Aronson, drawing on his decades of experience in distribution, argues that the lack of window standardization was detrimental to the industry’s long-term health. While the pre-COVID 90-day window may have been too long for some titles, it provided a predictable consumer expectation. The current 45-day consensus is viewed as a "Goldilocks" zone—long enough to drive significant theatrical revenue and cultural "event" status, but short enough to satisfy the demands of home entertainment and streaming platforms.
The importance of this window is highlighted by recent surprise breakouts.

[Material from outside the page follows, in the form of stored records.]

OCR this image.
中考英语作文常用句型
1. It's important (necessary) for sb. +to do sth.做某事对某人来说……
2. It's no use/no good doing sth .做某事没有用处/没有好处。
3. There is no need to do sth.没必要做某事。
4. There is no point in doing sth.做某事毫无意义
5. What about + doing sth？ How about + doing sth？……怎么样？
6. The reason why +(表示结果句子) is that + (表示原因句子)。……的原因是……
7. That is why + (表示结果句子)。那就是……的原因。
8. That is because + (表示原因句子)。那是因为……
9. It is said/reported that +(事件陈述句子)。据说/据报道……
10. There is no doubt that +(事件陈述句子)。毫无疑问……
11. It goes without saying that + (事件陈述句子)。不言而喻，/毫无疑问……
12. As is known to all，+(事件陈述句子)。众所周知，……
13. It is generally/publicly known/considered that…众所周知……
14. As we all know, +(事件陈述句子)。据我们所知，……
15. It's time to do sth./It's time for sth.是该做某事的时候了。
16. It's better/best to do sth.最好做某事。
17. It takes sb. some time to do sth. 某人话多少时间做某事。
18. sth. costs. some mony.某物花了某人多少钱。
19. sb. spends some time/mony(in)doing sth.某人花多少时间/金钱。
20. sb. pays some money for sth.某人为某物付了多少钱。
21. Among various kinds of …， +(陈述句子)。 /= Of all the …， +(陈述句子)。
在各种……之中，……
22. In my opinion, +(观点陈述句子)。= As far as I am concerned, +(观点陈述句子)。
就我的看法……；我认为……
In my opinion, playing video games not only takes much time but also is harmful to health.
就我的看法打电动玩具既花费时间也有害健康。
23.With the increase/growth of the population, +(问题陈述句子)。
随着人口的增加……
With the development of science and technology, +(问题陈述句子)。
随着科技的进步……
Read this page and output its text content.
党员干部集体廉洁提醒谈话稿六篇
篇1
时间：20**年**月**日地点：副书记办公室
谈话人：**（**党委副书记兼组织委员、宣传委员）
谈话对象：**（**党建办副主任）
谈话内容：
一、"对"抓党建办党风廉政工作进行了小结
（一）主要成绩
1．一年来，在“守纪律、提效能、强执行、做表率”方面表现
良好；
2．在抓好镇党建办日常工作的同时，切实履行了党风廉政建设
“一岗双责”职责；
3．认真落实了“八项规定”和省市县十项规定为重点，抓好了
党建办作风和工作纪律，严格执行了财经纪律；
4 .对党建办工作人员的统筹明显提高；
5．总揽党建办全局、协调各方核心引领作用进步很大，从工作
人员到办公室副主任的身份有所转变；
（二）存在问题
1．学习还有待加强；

For example, A24’s Backrooms, directed by Kane Parsons, and the horror film Obsession by Curry Barker, demonstrated that even in a disrupted landscape, the theatrical "No. 1" spot remains a powerful marketing tool. For independent filmmakers and major studios alike, the theatrical gross serves as the primary currency for judging a film’s cultural footprint.
Future Projections: The Road to a $10 Billion Domestic Box Office
Despite the rise of streaming, recent data suggests a resilient appetite for the cinema experience. In May 2024, AMC Theatres, the world’s largest exhibition chain, reported its highest attendance levels since 2019, with 25.5 million guests. This surge was driven by a diverse slate of films, proving that the theatrical business remains a cyclical industry dependent on "must-see" content.
Rentrak leadership has expressed optimism that the domestic box office could return to a $10 billion annual benchmark by 2027. Reaching this goal would require a combination of consistent blockbuster performance from franchises like Toy Story, Minions, and the Marvel Cinematic Universe, alongside continued success in the mid-budget and indie horror sectors.
A particularly encouraging sign for the industry is the behavior of Gen Z and Gen Alpha. Preliminary market research indicates that younger generations are increasingly seeking "analog" experiences to escape digital saturation. The cinema provides a social conduit that allows these demographics to disconnect from their devices and engage in a shared physical experience. Aronson noted that if the industry can continue to provide a "something for everyone" slate—ranging from high-concept indie hits to massive spectacles—the $10 billion goal is well within reach.
Broader Implications for the Global Entertainment Ecosystem
The spin-off of Rentrak as an independent entity has broader implications for how power is balanced in Hollywood. As tech giants like Apple, Amazon, and Netflix become major players in the theatrical space, the need for a neutral, third-party data provider becomes even more pronounced. Studios need to know that the data they are using to greenlight projects and allocate resources is not being influenced by the platform interests of a parent company.
By returning to its roots as a dedicated theatrical measurement firm, the new Rentrak aims to provide the transparency required for a healthy ecosystem. Whether it is determining the "greenlight" for a sequel or deciding which auditoriums in which cities should host a limited release, the data provided by Rentrak will continue to be the backbone of the industry’s narrative-driving machine. As Hollywood navigates the complexities of the mid-2020s, the "Sunday ritual" of checking the grosses appears not only to be surviving but, with the help of new investment and technology, evolving for a new generation of filmmakers and executives.